I realize that this is really not a big deal (with the plane that is) and the only real issue is that the pilot decided to phrase his
announcement in what to him was the most innocuous way he could. But the fact that it’s become acceptable that complicated
things ‘need to be rebooted’ should be bothersome to all.
As a software developer for over 20 years, I’ve seen a decline in customer’s expectations - they used to demand that everything work like magic right outta the box. And they’d demand that things work forever. Now it seems that recommending a reboot once a week ‘just to make things run better’ has become acceptable, even expected.
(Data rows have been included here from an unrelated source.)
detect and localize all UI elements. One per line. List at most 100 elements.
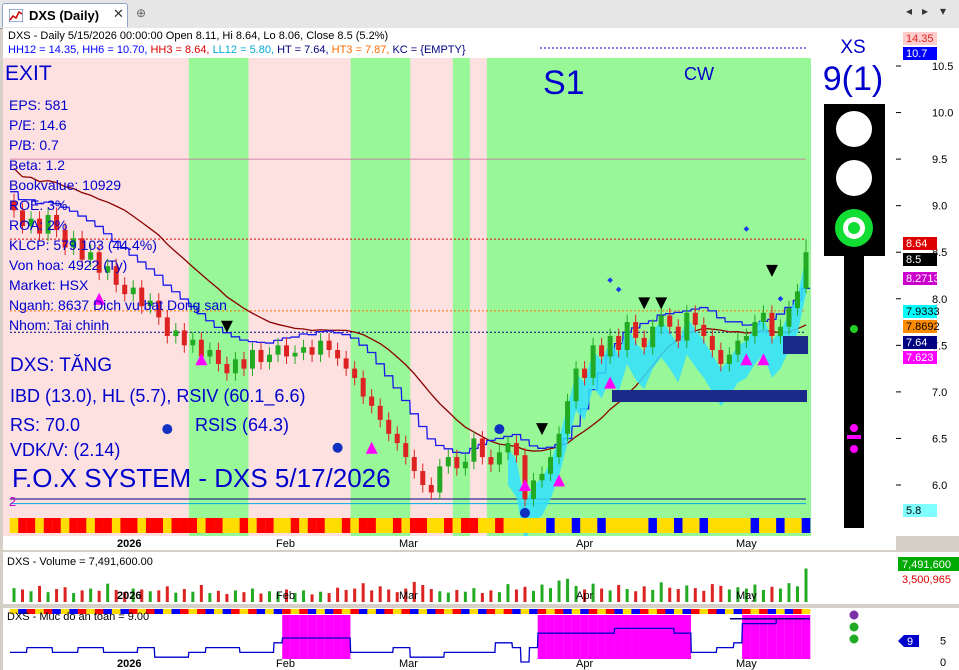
chart-tab[interactable]: DXS (Daily) ✕ (2, 3, 128, 27)
ht3-value: HT3 = 7.87, (332, 44, 393, 56)
candle-down (420, 471, 426, 485)
volume-bar (267, 591, 271, 602)
safety-strip-cell (733, 609, 743, 614)
strip-cell (256, 518, 266, 533)
safety-strip-cell (222, 609, 232, 614)
safety-strip-cell (486, 609, 496, 614)
candle-down (360, 377, 366, 397)
candle-down (352, 368, 358, 378)
close-tab-icon[interactable]: ✕ (113, 6, 124, 22)
strip-cell (222, 518, 232, 533)
strip-cell (111, 518, 121, 533)
safety-zone (580, 615, 589, 659)
safety-zone (614, 615, 623, 659)
strip-cell (801, 518, 811, 533)
strip-cell (673, 518, 683, 533)
strip-cell (307, 518, 317, 533)
strip-cell (180, 518, 189, 533)
fundamental-item: P/E: 14.6 (9, 117, 67, 133)
ht-value: HT = 7.64, (277, 44, 332, 56)
safety-strip-cell (333, 609, 342, 614)
candle-up (607, 336, 613, 357)
strip-cell (367, 518, 376, 533)
strip-cell (733, 518, 743, 533)
candle-up (207, 349, 213, 357)
safety-zone (563, 615, 572, 659)
strip-cell (384, 518, 394, 533)
candle-up (301, 347, 307, 353)
safety-strip-cell (554, 609, 564, 614)
safety-strip-cell (231, 609, 240, 614)
volume-bar (489, 590, 493, 602)
safety-zone (597, 615, 606, 659)
price-tick-label: 6.5 (932, 433, 947, 445)
volume-bar (634, 591, 638, 602)
safety-strip-cell (503, 609, 513, 614)
candle-up (437, 466, 443, 493)
safety-strip-cell (324, 609, 334, 614)
time-label: Feb (276, 658, 295, 670)
hh3-value: HH3 = 8.64, (150, 44, 212, 56)
price-tag-label: 7.64 (906, 337, 927, 349)
chevron-down-icon[interactable]: ▾ (940, 4, 946, 18)
safety-strip-cell (401, 609, 411, 614)
chart-area[interactable]: DXS - Daily 5/15/2026 00:00:00 Open 8.11… (0, 28, 959, 670)
hh12-hh6-value: HH12 = 14.35, HH6 = 10.70, (8, 44, 150, 56)
safety-strip-cell (307, 609, 317, 614)
candle-down (692, 312, 698, 325)
strip-cell (26, 518, 36, 533)
candle-down (122, 284, 128, 295)
strip-cell (418, 518, 428, 533)
safety-strip-cell (631, 609, 640, 614)
safety-zone (588, 615, 598, 659)
candle-down (403, 443, 409, 458)
strip-cell (43, 518, 53, 533)
volume-bar (242, 592, 246, 602)
candle-down (428, 485, 434, 493)
safety-strip-cell (665, 609, 675, 614)
safety-zone (742, 615, 751, 659)
safety-zone (767, 615, 777, 659)
safety-zone (801, 615, 811, 659)
volume-bar (12, 588, 16, 602)
candle-up (786, 308, 792, 327)
fundamental-item: ROE: 3% (9, 197, 67, 213)
safety-strip-cell (725, 609, 734, 614)
price-tick-label: 9.0 (932, 201, 947, 213)
count-circle-icon (332, 442, 343, 453)
volume-bar (336, 587, 340, 602)
volume-bar (506, 584, 510, 602)
candle-down (633, 322, 639, 338)
strip-cell (767, 518, 777, 533)
safety-strip-cell (461, 609, 470, 614)
pin-icon[interactable]: ⊕ (136, 6, 146, 20)
safety-strip-cell (171, 609, 181, 614)
volume-bar (21, 589, 25, 602)
volume-bar (208, 593, 212, 602)
volume-bar (55, 589, 59, 602)
strip-cell (486, 518, 496, 533)
volume-bar (438, 591, 442, 602)
candle-up (777, 326, 783, 337)
safety-zone (299, 615, 308, 659)
safety-zone (290, 615, 300, 659)
scroll-right-icon[interactable]: ▸ (922, 4, 928, 18)
candle-down (386, 419, 392, 434)
safety-strip-cell (316, 609, 325, 614)
volume-bar (727, 589, 731, 602)
safety-strip-cell (214, 609, 223, 614)
candle-down (335, 349, 341, 359)
price-tag-label: 8.27139 (906, 273, 946, 285)
scroll-left-icon[interactable]: ◂ (906, 4, 912, 18)
strip-cell (290, 518, 300, 533)
volume-bar (29, 591, 33, 602)
volume-bar (165, 586, 169, 602)
count-circle-icon (162, 424, 173, 435)
candle-up (794, 291, 800, 309)
volume-bar (63, 587, 67, 602)
volume-last-tag: 7,491,600 (902, 559, 951, 571)
candle-up (173, 330, 179, 337)
strip-cell (461, 518, 470, 533)
ll12-value: LL12 = 5.80, (213, 44, 278, 56)
candle-down (369, 396, 375, 406)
I s’pose I should be grateful because this actually makes my job a little easier: near perfection is good enough. But it still indicates something’s terribly wrong in the high tech world - either we’re too lazy to make things right or there’s not enough tiime.
In my experience it’s always time: never enough to finish the job, never enough to do a proper design. Unfortunately there’s always enough time to reboot the plane.
I just hope there’s always enough altitude.